“Nothing is so painful to the human mind as a great and sudden change.” -Mary Shelley
Last Thursday I was laid off, my position eliminated and for the first time in fifteen years I was standing in the center of my life wondering what next. I was advised that my severance package, a very generous one, was so that I could follow my bliss. To Ms. A, I thank you, because I know that was her and only her.
I had another post completely written, but I don’t want to talk about that place, what I want to address is the aftermath, because for people with a dinged up mental health, change like this can be devastating, freeing, or devastatingly freeing. For me it was the latter. I miss my true work friends. I miss Im’ing with the ones not in my office and I miss being needed. That was the hard part, not being needed.
I hadn’t realized how much my identity was tied into doing for others until I wasn’t there anymore. I had built this relationship with my work and as I was asked to step away, I didn’t know how to separate me from them. This was my longest job, and I really truly “grew up” here. I quietly watched and learned how to navigate my way through the office/corporate politics and I picked up a lot of life lessons that can be used in any industry really. I was an adult when I started my job in 2004, but I was a grown up when I left.
The last week has been eye opening, heart wrenching, filled with the blues, some sad days, some crying mornings and today I caught myself slipping into a new event, which I promptly stopped when I realized I needed to come up with a new routine to keep me busy. I don’t have excuses anymore.

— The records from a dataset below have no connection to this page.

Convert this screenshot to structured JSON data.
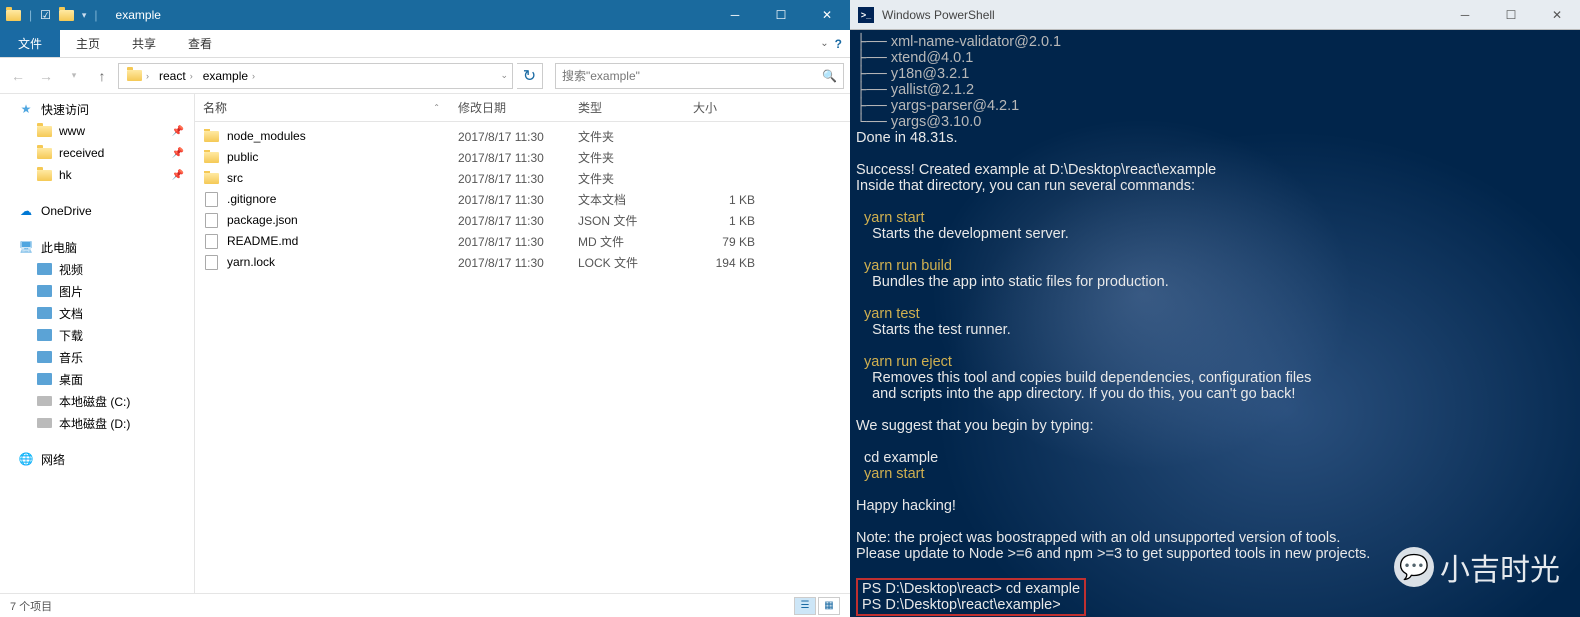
{
  "explorer": {
    "title": "example",
    "ribbon": {
      "file": "文件",
      "tabs": [
        "主页",
        "共享",
        "查看"
      ]
    },
    "breadcrumb": [
      "react",
      "example"
    ],
    "search_placeholder": "搜索\"example\"",
    "sidebar": {
      "quick_access": "快速访问",
      "qa_items": [
        {
          "label": "www",
          "pinned": true
        },
        {
          "label": "received",
          "pinned": true
        },
        {
          "label": "hk",
          "pinned": true
        }
      ],
      "onedrive": "OneDrive",
      "this_pc": "此电脑",
      "pc_items": [
        "视频",
        "图片",
        "文档",
        "下载",
        "音乐",
        "桌面",
        "本地磁盘 (C:)",
        "本地磁盘 (D:)"
      ],
      "network": "网络"
    },
    "columns": {
      "name": "名称",
      "date": "修改日期",
      "type": "类型",
      "size": "大小"
    },
    "files": [
      {
        "name": "node_modules",
        "date": "2017/8/17 11:30",
        "type": "文件夹",
        "size": "",
        "icon": "folder"
      },
      {
        "name": "public",
        "date": "2017/8/17 11:30",
        "type": "文件夹",
        "size": "",
        "icon": "folder"
      },
      {
        "name": "src",
        "date": "2017/8/17 11:30",
        "type": "文件夹",
        "size": "",
        "icon": "folder"
      },
      {
        "name": ".gitignore",
        "date": "2017/8/17 11:30",
        "type": "文本文档",
        "size": "1 KB",
        "icon": "file"
      },
      {
        "name": "package.json",
        "date": "2017/8/17 11:30",
        "type": "JSON 文件",
        "size": "1 KB",
        "icon": "file"
      },
      {
        "name": "README.md",
        "date": "2017/8/17 11:30",
        "type": "MD 文件",
        "size": "79 KB",
        "icon": "file"
      },
      {
        "name": "yarn.lock",
        "date": "2017/8/17 11:30",
        "type": "LOCK 文件",
        "size": "194 KB",
        "icon": "file"
      }
    ],
    "status": "7 个项目"
  },
  "powershell": {
    "title": "Windows PowerShell",
    "lines": [
      {
        "t": "tree",
        "text": "├── xml-name-validator@2.0.1"
      },
      {
        "t": "tree",
        "text": "├── xtend@4.0.1"
      },
      {
        "t": "tree",
        "text": "├── y18n@3.2.1"
      },
      {
        "t": "tree",
        "text": "├── yallist@2.1.2"
      },
      {
        "t": "tree",
        "text": "├── yargs-parser@4.2.1"
      },
      {
        "t": "tree",
        "text": "└── yargs@3.10.0"
      },
      {
        "t": "white",
        "text": "Done in 48.31s."
      },
      {
        "t": "white",
        "text": ""
      },
      {
        "t": "white",
        "text": "Success! Created example at D:\\Desktop\\react\\example"
      },
      {
        "t": "white",
        "text": "Inside that directory, you can run several commands:"
      },
      {
        "t": "white",
        "text": ""
      },
      {
        "t": "cmd",
        "text": "  yarn start"
      },
      {
        "t": "white",
        "text": "    Starts the development server."
      },
      {
        "t": "white",
        "text": ""
      },
      {
        "t": "cmd",
        "text": "  yarn run build"
      },
      {
        "t": "white",
        "text": "    Bundles the app into static files for production."
      },
      {
        "t": "white",
        "text": ""
      },
      {
        "t": "cmd",
        "text": "  yarn test"
      },
      {
        "t": "white",
        "text": "    Starts the test runner."
      },
      {
        "t": "white",
        "text": ""
      },
      {
        "t": "cmd",
        "text": "  yarn run eject"
      },
      {
        "t": "white",
        "text": "    Removes this tool and copies build dependencies, configuration files"
      },
      {
        "t": "white",
        "text": "    and scripts into the app directory. If you do this, you can't go back!"
      },
      {
        "t": "white",
        "text": ""
      },
      {
        "t": "white",
        "text": "We suggest that you begin by typing:"
      },
      {
        "t": "white",
        "text": ""
      },
      {
        "t": "white",
        "text": "  cd example"
      },
      {
        "t": "cmd",
        "text": "  yarn start"
      },
      {
        "t": "white",
        "text": ""
      },
      {
        "t": "white",
        "text": "Happy hacking!"
      },
      {
        "t": "white",
        "text": ""
      },
      {
        "t": "white",
        "text": "Note: the project was boostrapped with an old unsupported version of tools."
      },
      {
        "t": "white",
        "text": "Please update to Node >=6 and npm >=3 to get supported tools in new projects."
      },
      {
        "t": "white",
        "text": ""
      }
    ],
    "prompt1": "PS D:\\Desktop\\react> cd example",
    "prompt2": "PS D:\\Desktop\\react\\example>",
    "watermark_text": "小吉时光"
  }
}
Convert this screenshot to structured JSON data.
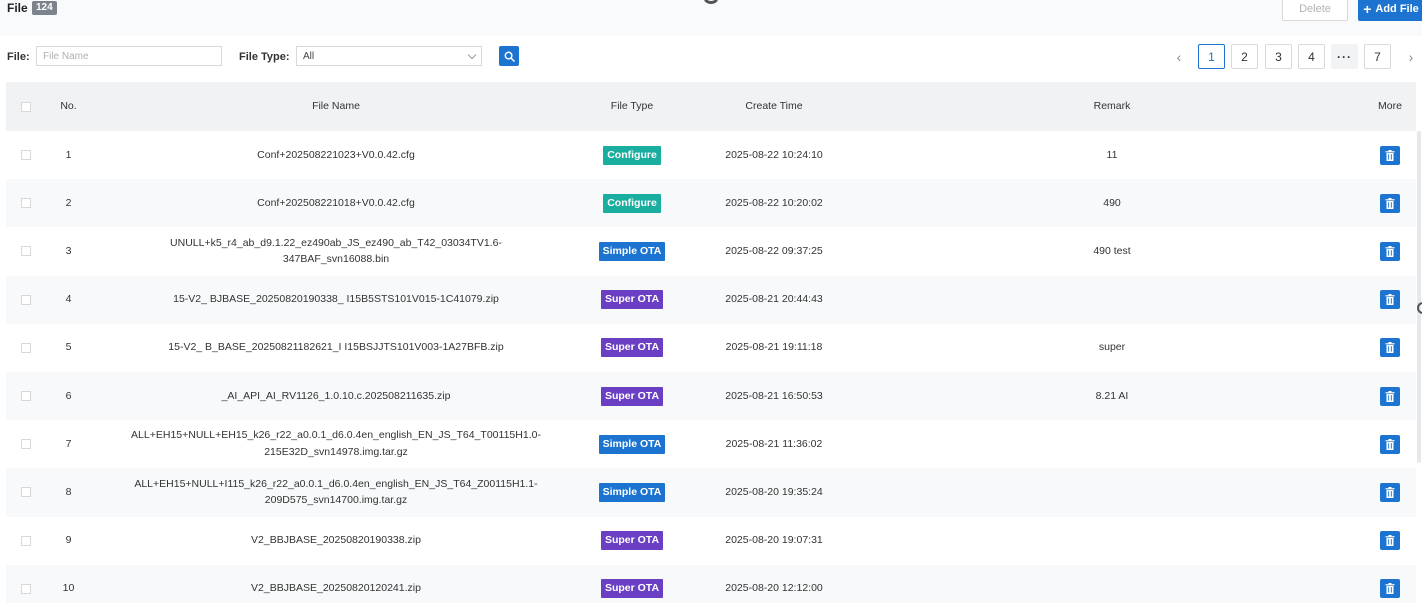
{
  "header": {
    "title": "File",
    "count": "124",
    "delete_label": "Delete",
    "add_label": "Add File",
    "add_icon": "+"
  },
  "filters": {
    "file_label": "File:",
    "file_placeholder": "File Name",
    "file_value": "",
    "type_label": "File Type:",
    "type_value": "All"
  },
  "pagination": {
    "prev": "‹",
    "pages": [
      "1",
      "2",
      "3",
      "4"
    ],
    "ellipsis": "···",
    "last": "7",
    "next": "›",
    "current": "1"
  },
  "table": {
    "columns": [
      "No.",
      "File Name",
      "File Type",
      "Create Time",
      "Remark",
      "More"
    ],
    "rows": [
      {
        "no": "1",
        "name": "Conf+202508221023+V0.0.42.cfg",
        "type": "Configure",
        "time": "2025-08-22 10:24:10",
        "remark": "11"
      },
      {
        "no": "2",
        "name": "Conf+202508221018+V0.0.42.cfg",
        "type": "Configure",
        "time": "2025-08-22 10:20:02",
        "remark": "490"
      },
      {
        "no": "3",
        "name": "UNULL+k5_r4_ab_d9.1.22_ez490ab_JS_ez490_ab_T42_03034TV1.6-347BAF_svn16088.bin",
        "type": "Simple OTA",
        "time": "2025-08-22 09:37:25",
        "remark": "490 test"
      },
      {
        "no": "4",
        "name": "15-V2_ BJBASE_20250820190338_ I15B5STS101V015-1C41079.zip",
        "type": "Super OTA",
        "time": "2025-08-21 20:44:43",
        "remark": ""
      },
      {
        "no": "5",
        "name": "15-V2_ B_BASE_20250821182621_I I15BSJJTS101V003-1A27BFB.zip",
        "type": "Super OTA",
        "time": "2025-08-21 19:11:18",
        "remark": "super"
      },
      {
        "no": "6",
        "name": "_AI_API_AI_RV1126_1.0.10.c.202508211635.zip",
        "type": "Super OTA",
        "time": "2025-08-21 16:50:53",
        "remark": "8.21 AI"
      },
      {
        "no": "7",
        "name": "ALL+EH15+NULL+EH15_k26_r22_a0.0.1_d6.0.4en_english_EN_JS_T64_T00115H1.0-215E32D_svn14978.img.tar.gz",
        "type": "Simple OTA",
        "time": "2025-08-21 11:36:02",
        "remark": ""
      },
      {
        "no": "8",
        "name": "ALL+EH15+NULL+I115_k26_r22_a0.0.1_d6.0.4en_english_EN_JS_T64_Z00115H1.1-209D575_svn14700.img.tar.gz",
        "type": "Simple OTA",
        "time": "2025-08-20 19:35:24",
        "remark": ""
      },
      {
        "no": "9",
        "name": "V2_BBJBASE_20250820190338.zip",
        "type": "Super OTA",
        "time": "2025-08-20 19:07:31",
        "remark": ""
      },
      {
        "no": "10",
        "name": "V2_BBJBASE_20250820120241.zip",
        "type": "Super OTA",
        "time": "2025-08-20 12:12:00",
        "remark": ""
      }
    ]
  },
  "colors": {
    "primary": "#1c74d0",
    "configure": "#1aaea0",
    "simple_ota": "#1c74d0",
    "super_ota": "#6a3fc4"
  },
  "icons": {
    "search": "search-icon",
    "trash": "trash-icon"
  }
}
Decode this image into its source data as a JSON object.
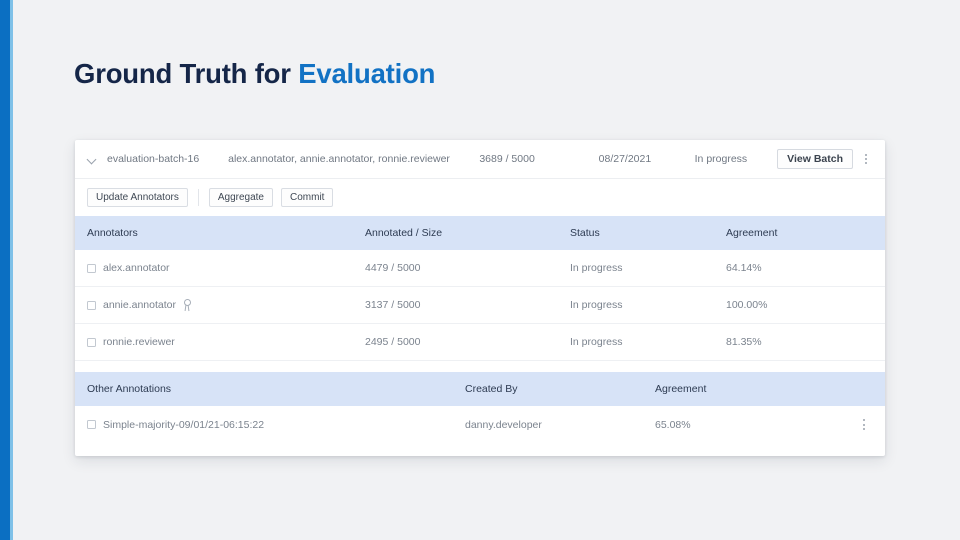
{
  "slide": {
    "title_main": "Ground Truth for ",
    "title_accent": "Evaluation",
    "accent_color": "#1272c4",
    "sidebar_color": "#0b6fc2",
    "background_color": "#f1f2f4"
  },
  "batch_header": {
    "expand_icon": "chevron-down-icon",
    "batch_name": "evaluation-batch-16",
    "annotators": "alex.annotator, annie.annotator, ronnie.reviewer",
    "progress": "3689 / 5000",
    "date": "08/27/2021",
    "status": "In progress",
    "view_batch_label": "View Batch",
    "overflow_icon": "kebab-menu-icon"
  },
  "toolbar": {
    "update_annotators_label": "Update Annotators",
    "aggregate_label": "Aggregate",
    "commit_label": "Commit"
  },
  "annotators_table": {
    "headers": [
      "Annotators",
      "Annotated / Size",
      "Status",
      "Agreement"
    ],
    "rows": [
      {
        "name": "alex.annotator",
        "badge": false,
        "annotated": "4479 / 5000",
        "status": "In progress",
        "agreement": "64.14%"
      },
      {
        "name": "annie.annotator",
        "badge": true,
        "badge_icon": "award-icon",
        "annotated": "3137 / 5000",
        "status": "In progress",
        "agreement": "100.00%"
      },
      {
        "name": "ronnie.reviewer",
        "badge": false,
        "annotated": "2495 / 5000",
        "status": "In progress",
        "agreement": "81.35%"
      }
    ]
  },
  "other_annotations_table": {
    "headers": [
      "Other Annotations",
      "Created By",
      "Agreement"
    ],
    "rows": [
      {
        "name": "Simple-majority-09/01/21-06:15:22",
        "created_by": "danny.developer",
        "agreement": "65.08%",
        "overflow_icon": "kebab-menu-icon"
      }
    ]
  }
}
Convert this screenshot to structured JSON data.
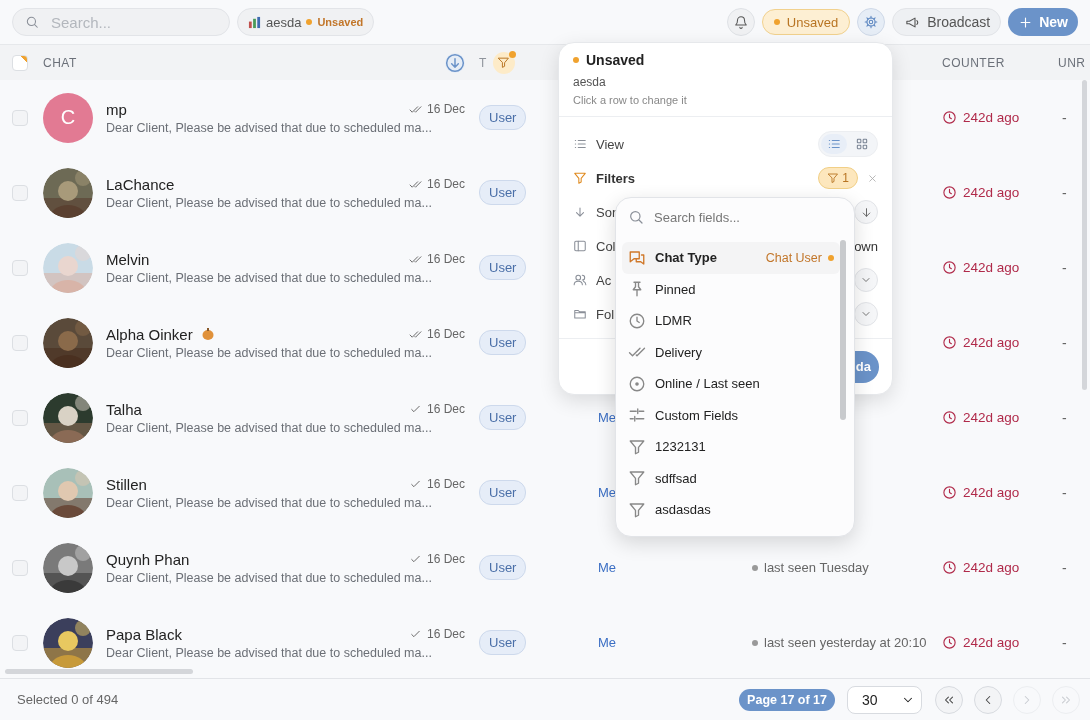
{
  "toolbar": {
    "search_placeholder": "Search...",
    "view": {
      "name": "aesda",
      "status": "Unsaved"
    },
    "state_pill": "Unsaved",
    "broadcast": "Broadcast",
    "new": "New"
  },
  "table": {
    "header": {
      "checked": false,
      "partial": true,
      "chat": "CHAT",
      "sorted": true,
      "column_2": "T",
      "filtered": true,
      "counter": "COUNTER",
      "unread": "UNR"
    },
    "rows": [
      {
        "checked": false,
        "avatar": {
          "kind": "initial",
          "initial": "C",
          "color": "#e27a93"
        },
        "name": "mp",
        "read": true,
        "date": "16 Dec",
        "preview": "Dear Client, Please be advised that due to scheduled ma...",
        "type": "User",
        "counter": "242d ago",
        "unread": "-"
      },
      {
        "checked": false,
        "name": "LaChance",
        "read": true,
        "date": "16 Dec",
        "preview": "Dear Client, Please be advised that due to scheduled ma...",
        "type": "User",
        "counter": "242d ago",
        "unread": "-"
      },
      {
        "checked": false,
        "name": "Melvin",
        "read": true,
        "date": "16 Dec",
        "preview": "Dear Client, Please be advised that due to scheduled ma...",
        "type": "User",
        "counter": "242d ago",
        "unread": "-"
      },
      {
        "checked": false,
        "name": "Alpha Oinker",
        "name_icon": true,
        "read": true,
        "date": "16 Dec",
        "preview": "Dear Client, Please be advised that due to scheduled ma...",
        "type": "User",
        "counter": "242d ago",
        "unread": "-"
      },
      {
        "checked": false,
        "name": "Talha",
        "read": false,
        "date": "16 Dec",
        "preview": "Dear Client, Please be advised that due to scheduled ma...",
        "type": "User",
        "owner": "Me",
        "counter": "242d ago",
        "unread": "-"
      },
      {
        "checked": false,
        "name": "Stillen",
        "read": false,
        "date": "16 Dec",
        "preview": "Dear Client, Please be advised that due to scheduled ma...",
        "type": "User",
        "owner": "Me",
        "counter": "242d ago",
        "unread": "-"
      },
      {
        "checked": false,
        "name": "Quynh Phan",
        "read": false,
        "date": "16 Dec",
        "preview": "Dear Client, Please be advised that due to scheduled ma...",
        "type": "User",
        "owner": "Me",
        "status": "last seen Tuesday",
        "counter": "242d ago",
        "unread": "-"
      },
      {
        "checked": false,
        "name": "Papa Black",
        "read": false,
        "date": "16 Dec",
        "preview": "Dear Client, Please be advised that due to scheduled ma...",
        "type": "User",
        "owner": "Me",
        "status": "last seen yesterday at 20:10",
        "counter": "242d ago",
        "unread": "-"
      }
    ]
  },
  "popover": {
    "status": "Unsaved",
    "view_name": "aesda",
    "hint": "Click a row to change it",
    "rows": [
      {
        "kind": "view",
        "label": "View",
        "options": [
          {
            "kind": "list",
            "selected": true
          },
          {
            "kind": "grid",
            "selected": false
          }
        ]
      },
      {
        "kind": "filters",
        "label": "Filters",
        "count": "1",
        "active": true
      },
      {
        "kind": "sort",
        "label": "Sor"
      },
      {
        "kind": "columns",
        "label": "Col",
        "value": "own"
      },
      {
        "kind": "access",
        "label": "Ac"
      },
      {
        "kind": "folder",
        "label": "Fol"
      }
    ],
    "save_button": "da"
  },
  "field_menu": {
    "placeholder": "Search fields...",
    "items": [
      {
        "kind": "chat",
        "label": "Chat Type",
        "value": "Chat User",
        "selected": true
      },
      {
        "kind": "pin",
        "label": "Pinned",
        "selected": false
      },
      {
        "kind": "clock",
        "label": "LDMR",
        "selected": false
      },
      {
        "kind": "checks",
        "label": "Delivery",
        "selected": false
      },
      {
        "kind": "dot",
        "label": "Online / Last seen",
        "selected": false
      },
      {
        "kind": "sliders",
        "label": "Custom Fields",
        "selected": false
      },
      {
        "kind": "filter",
        "label": "1232131",
        "selected": false
      },
      {
        "kind": "filter",
        "label": "sdffsad",
        "selected": false
      },
      {
        "kind": "filter",
        "label": "asdasdas",
        "selected": false
      }
    ]
  },
  "footer": {
    "selection": "Selected 0 of 494",
    "page": "Page 17 of 17",
    "page_size": "30",
    "nav": [
      {
        "kind": "first",
        "disabled": false
      },
      {
        "kind": "prev",
        "disabled": false
      },
      {
        "kind": "next",
        "disabled": true
      },
      {
        "kind": "last",
        "disabled": true
      }
    ]
  }
}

I built patio furniture so I can write outside, and I realize that four months can go pretty quickly, so I need to get going now.
I took the last week to be angry and sad and while that doesn’t mean my dinged up mental health won’t get in the way, I allowed myself to feel these things, so that I can let them go. In the past I used to hang onto things and that wasn’t working for me, because it festered and if something new came along to interfere, that just made it worse and entangled too much in a mental web.
I guess the point of this blog is that I am facing my fear of the unknown. Even just a year ago this might have broken me into a million pieces, but by going through that year long event, which felt like wading through mud and shit (nope, just a metaphor, never experienced it), I grew mental muscles I never knew I had. Despite the loss of my eliminated position, I trust that I truly am going to go from surviving to thriving, and not just saying I am and I hope my being able to write more, I will be able to help many more do the same.
Mental health doesn’t have to be a life sentence, it can be a beautiful, albeit dangerously beautiful, thing. Our brains don’t function like others and we see the world differently, though just how differently is up to each individual. I have been given an opportunity many don’t get, and it’s time to put my purpose to good use.
Don’t give up on yourself, even when you feel others have given up on you. Strength isn’t always physical, it’s also emotional, so hang in there and find your bliss.